What is the use of a genius who does great work but doesn’t document their results, only produces them? How much do companies enjoy having a structural dependency on someone like that?

notatoad 2 hours ago | parent | prev | next [-]

>planning tasks though. I think that's what Fable is for.

this is how i've been using it, and where i've found it really excels over anything else i've tried. get fable to write a plan, and get something cheaper to follow the plan. the code fable writes isn't significantly better than the code opus writes, as long as they're both following the same plan. but a plan written by fable is much better.

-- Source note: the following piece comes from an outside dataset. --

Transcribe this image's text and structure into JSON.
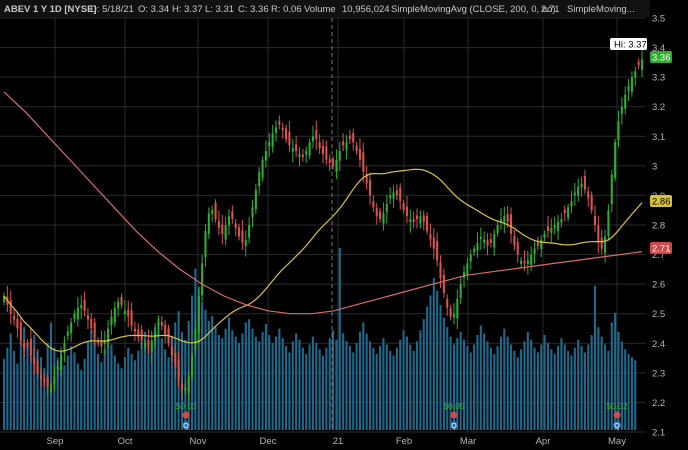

RSZC 3 hours ago | parent | prev | next [-]

> A very small % of total work.

That seems valid in today's world. Right now it's expensive, slow, and accurate. I imagine in the fairly near future it will be cheap, slow, and accurate, and that'll be a great opportunity to let it run on anything time-insensitive.

Re current use-cases: in addition to planning, there's also some tasks which Opus just can't complete but Fable can. Multiple times I've spent hours in combination w/ Opus trying to debug some particularly nasty nondeterministic issue, only to have Fable nail it in 20mins while I walk the dog.

matheusmoreira 3 hours ago | parent | prev [-]

> what is the use for fable then?

Cybersecurity hardening. The one thing they don't allow the model to do.

solumunus an hour ago | parent [-]

That’s Mythos. Fable isn’t specifically for that I don’t think, just an enhanced ability and persistence of Opus.